Depending on the school, both programs may have pre-requisites and waiting lists to deal with that may make the process take longer than that.

Direct-entry ADN programs generally have longer waiting lists, but not always. Pre-requisite classes may or may not be required.

Transition to RN-BSN or Direct-entry BSN programs are usually 2-4 years (depending on the program) on top of ADN completion and licensure.

There is no real quick fix... if you need to work in school, I recommend working in a health care related field simply for the familiarity and comfort with patient care that will develop over time. CNA or EKG tech would be a good start... but I can't imagine the pay will be that much different between the two. CNA might offer more choices in employment depending on your region.

Hope this helps.


634 Posts

Specializes in ICU. Has 1 years experience.

Honestly, when I got promoted from CNA to EKG tech, I got a $.50 an hour raise. That's it. I was still making under $10.00/hour (in Oklahoma). And there are only 3 EKG techs (and 4 monitor techs) in my whole hospital, as opposed to about 100 CNAs - so not a lot of job opportunities for EKG. There hasn't been an opening in EKG at my facility since the one I filled 2 years ago. Make sure there are job opportunities in EKG in your area before investing the time and money in a program - you don't want to get done and then not be able to find a job.

Also - 5 weeks for EKG training seems like overkill to me. Do they also teach you other advanced skills like blood draws and foleys? If not, you might want to look at some other options...something to make you more marketable.


270 Posts

Specializes in LTC, AL, Corrections, Home health. Has 3 years experience.

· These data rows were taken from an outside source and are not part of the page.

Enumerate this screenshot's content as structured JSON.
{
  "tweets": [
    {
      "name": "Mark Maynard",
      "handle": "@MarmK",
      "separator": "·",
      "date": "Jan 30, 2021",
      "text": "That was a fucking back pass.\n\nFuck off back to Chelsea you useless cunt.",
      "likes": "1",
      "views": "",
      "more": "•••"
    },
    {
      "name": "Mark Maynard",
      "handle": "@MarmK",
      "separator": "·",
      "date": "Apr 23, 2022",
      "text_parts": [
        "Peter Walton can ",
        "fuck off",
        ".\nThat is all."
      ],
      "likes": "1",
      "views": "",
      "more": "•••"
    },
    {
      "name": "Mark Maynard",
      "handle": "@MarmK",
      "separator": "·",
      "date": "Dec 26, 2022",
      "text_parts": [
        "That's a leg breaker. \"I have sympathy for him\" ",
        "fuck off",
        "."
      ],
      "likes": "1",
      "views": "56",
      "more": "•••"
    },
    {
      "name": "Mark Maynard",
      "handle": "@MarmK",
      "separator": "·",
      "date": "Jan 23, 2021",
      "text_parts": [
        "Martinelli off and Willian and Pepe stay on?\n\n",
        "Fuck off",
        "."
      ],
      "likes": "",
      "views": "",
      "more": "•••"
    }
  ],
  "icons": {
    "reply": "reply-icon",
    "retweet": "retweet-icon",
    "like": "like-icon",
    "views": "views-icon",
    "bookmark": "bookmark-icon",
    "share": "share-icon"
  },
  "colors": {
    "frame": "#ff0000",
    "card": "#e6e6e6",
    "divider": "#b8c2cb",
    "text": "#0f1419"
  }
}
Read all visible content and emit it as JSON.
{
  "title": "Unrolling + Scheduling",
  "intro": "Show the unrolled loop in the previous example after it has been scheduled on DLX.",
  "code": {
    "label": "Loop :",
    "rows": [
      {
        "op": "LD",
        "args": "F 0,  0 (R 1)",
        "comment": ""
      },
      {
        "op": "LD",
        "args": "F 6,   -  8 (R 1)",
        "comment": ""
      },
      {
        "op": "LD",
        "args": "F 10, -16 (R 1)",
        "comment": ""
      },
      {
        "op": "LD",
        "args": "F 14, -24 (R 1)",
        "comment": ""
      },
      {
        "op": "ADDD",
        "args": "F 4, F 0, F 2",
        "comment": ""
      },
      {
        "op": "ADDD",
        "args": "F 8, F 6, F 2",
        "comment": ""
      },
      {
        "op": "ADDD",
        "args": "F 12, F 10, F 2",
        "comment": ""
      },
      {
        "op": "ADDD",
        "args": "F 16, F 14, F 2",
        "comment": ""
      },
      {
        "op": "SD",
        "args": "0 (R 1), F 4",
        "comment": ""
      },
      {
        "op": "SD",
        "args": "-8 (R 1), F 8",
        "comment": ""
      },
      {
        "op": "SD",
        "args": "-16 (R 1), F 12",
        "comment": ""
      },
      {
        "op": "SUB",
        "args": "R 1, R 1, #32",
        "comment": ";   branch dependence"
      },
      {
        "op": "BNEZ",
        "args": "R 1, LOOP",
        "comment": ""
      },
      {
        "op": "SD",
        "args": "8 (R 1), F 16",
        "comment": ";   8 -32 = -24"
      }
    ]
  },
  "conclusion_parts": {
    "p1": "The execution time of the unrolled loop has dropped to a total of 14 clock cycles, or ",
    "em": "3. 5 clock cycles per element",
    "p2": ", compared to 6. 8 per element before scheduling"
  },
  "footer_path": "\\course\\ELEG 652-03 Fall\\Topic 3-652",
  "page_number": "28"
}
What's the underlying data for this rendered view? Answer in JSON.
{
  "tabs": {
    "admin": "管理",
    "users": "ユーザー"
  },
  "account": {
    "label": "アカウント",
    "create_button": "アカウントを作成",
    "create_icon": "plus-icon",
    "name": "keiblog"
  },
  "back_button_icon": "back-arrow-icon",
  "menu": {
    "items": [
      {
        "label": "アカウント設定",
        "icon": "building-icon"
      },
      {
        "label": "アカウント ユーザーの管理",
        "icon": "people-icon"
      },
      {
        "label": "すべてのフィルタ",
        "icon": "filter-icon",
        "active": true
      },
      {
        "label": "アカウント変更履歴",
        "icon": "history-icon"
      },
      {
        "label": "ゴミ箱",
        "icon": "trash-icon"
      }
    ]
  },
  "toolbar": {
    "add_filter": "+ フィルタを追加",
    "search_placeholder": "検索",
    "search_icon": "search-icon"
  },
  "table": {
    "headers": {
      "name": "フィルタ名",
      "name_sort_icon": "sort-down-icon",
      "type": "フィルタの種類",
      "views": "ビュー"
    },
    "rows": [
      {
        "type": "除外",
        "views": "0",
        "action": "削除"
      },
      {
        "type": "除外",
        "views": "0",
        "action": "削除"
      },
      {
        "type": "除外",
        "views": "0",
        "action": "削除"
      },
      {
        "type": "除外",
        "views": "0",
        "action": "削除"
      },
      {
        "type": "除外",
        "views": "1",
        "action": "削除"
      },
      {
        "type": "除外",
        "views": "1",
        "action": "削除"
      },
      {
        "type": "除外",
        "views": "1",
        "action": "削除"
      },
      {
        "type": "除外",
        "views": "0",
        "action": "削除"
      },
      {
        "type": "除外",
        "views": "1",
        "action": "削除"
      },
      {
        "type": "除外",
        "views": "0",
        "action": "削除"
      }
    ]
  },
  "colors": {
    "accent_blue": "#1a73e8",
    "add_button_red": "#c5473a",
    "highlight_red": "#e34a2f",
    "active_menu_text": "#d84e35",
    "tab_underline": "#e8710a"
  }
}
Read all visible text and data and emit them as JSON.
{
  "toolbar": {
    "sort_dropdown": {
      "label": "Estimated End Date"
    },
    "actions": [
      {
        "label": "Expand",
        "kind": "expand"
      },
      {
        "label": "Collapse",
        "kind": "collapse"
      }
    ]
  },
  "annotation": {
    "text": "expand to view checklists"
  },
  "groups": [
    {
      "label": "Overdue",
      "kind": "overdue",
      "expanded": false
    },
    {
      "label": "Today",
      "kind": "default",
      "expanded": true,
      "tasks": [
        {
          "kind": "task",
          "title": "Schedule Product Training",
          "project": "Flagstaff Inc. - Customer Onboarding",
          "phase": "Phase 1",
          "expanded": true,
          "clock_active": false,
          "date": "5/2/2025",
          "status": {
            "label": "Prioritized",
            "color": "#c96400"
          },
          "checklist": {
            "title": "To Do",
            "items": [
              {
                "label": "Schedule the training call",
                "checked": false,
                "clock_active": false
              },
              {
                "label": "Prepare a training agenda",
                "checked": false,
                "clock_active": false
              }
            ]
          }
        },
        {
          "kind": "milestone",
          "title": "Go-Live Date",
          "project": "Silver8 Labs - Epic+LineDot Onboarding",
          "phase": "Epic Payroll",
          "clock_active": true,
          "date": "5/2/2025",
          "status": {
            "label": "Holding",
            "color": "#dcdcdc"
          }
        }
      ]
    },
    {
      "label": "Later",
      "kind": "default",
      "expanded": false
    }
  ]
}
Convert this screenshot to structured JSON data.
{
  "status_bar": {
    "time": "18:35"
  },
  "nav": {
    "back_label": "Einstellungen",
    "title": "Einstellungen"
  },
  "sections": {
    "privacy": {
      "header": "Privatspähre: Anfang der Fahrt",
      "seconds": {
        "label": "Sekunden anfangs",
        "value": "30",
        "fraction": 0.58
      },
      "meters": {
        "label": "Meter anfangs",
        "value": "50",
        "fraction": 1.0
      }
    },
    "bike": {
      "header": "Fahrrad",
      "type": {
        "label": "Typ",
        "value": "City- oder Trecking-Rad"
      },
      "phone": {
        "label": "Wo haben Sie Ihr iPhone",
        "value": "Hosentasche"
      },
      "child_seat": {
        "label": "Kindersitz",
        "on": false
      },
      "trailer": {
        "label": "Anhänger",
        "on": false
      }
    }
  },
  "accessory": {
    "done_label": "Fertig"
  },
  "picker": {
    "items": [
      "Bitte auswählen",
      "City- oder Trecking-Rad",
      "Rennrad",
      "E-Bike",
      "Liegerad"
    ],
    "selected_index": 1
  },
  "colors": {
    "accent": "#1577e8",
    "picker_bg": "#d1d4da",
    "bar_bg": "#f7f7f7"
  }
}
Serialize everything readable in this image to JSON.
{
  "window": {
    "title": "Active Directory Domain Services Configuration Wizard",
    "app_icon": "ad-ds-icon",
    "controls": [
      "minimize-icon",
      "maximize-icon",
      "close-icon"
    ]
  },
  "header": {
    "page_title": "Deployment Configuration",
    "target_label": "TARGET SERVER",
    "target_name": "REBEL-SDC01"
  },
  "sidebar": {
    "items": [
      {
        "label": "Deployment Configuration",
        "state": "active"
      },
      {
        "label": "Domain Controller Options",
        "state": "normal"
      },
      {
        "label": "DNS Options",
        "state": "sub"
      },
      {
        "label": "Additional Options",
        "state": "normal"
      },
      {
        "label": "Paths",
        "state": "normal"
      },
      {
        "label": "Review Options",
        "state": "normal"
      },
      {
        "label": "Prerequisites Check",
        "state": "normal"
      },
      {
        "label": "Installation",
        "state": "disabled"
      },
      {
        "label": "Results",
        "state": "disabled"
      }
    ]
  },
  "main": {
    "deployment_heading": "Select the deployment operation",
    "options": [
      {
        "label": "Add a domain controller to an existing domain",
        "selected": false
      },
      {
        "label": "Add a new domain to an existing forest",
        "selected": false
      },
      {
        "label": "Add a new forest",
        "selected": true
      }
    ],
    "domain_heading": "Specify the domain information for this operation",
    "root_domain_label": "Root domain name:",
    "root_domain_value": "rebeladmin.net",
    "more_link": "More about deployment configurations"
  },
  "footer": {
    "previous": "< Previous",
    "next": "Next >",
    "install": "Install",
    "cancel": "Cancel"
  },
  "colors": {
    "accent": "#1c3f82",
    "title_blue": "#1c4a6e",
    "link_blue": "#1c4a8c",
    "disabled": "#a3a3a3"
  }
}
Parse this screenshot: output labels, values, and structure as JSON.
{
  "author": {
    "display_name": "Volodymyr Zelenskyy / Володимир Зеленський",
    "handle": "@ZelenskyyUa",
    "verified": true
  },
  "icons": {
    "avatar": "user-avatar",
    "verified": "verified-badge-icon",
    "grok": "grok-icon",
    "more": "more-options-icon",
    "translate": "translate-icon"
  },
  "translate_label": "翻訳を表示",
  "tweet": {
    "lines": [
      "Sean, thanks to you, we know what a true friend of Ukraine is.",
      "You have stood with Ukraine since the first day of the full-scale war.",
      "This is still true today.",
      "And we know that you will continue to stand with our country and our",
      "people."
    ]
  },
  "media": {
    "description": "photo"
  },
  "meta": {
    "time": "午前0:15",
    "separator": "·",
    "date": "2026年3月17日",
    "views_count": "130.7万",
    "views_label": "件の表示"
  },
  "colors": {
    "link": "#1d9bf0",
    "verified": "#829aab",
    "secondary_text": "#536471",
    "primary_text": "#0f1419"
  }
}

EKG tech jobs tend to be few and far between, so you might want to check out the market in your area. Remember that whether you are doing nursing or anything else, getting the education does not guarentee you a job, not by a long shot. And at least in my area the pay isn't much better than a PCT/CNA. If your ultimate goal is to be an RN, having an ECG tech certification will not decrease the amount of time you have to spend in school. If you do LPN, which takes a minimum of 2 semesters full time (at least nine months) sometimes longer, then going back for your RN, associates degree, can be done in as little as two semesters or a year. So for those anxious to be able to support themselves and pay for the rest of their education that is the best route; it is what I have done myself. The issue is that it may only take a year of full time study to get your LPN, but keep in mind it is very intense, all most all consuming (major sacrifice), plus programs (even LPN) have become incredibly competitive so not everyone gets in the first time they apply; it's a good idea to apply to more than one school. In general LPN programs are less competitive than RN programs, but at the end of the day there is no short cut! The other thing to consider is that nowadays nearly all schools, particularly public schools (which are more likely to be accredited, have better pass rates, and are way cheaper) require that you take a few general education courses (like anatomy& physiology, psychology and/or human development) prior to being eligible for admission into the LPN program, and at least in my state nearly all LPN programs and two year RN program require that you have your CNA, as those are that same skills reviewed in the very begining of nursing school. So I would suggest that you seek guidance from your school couselor as to the best plan of action to help you reach your goals and be a good nursing applicant.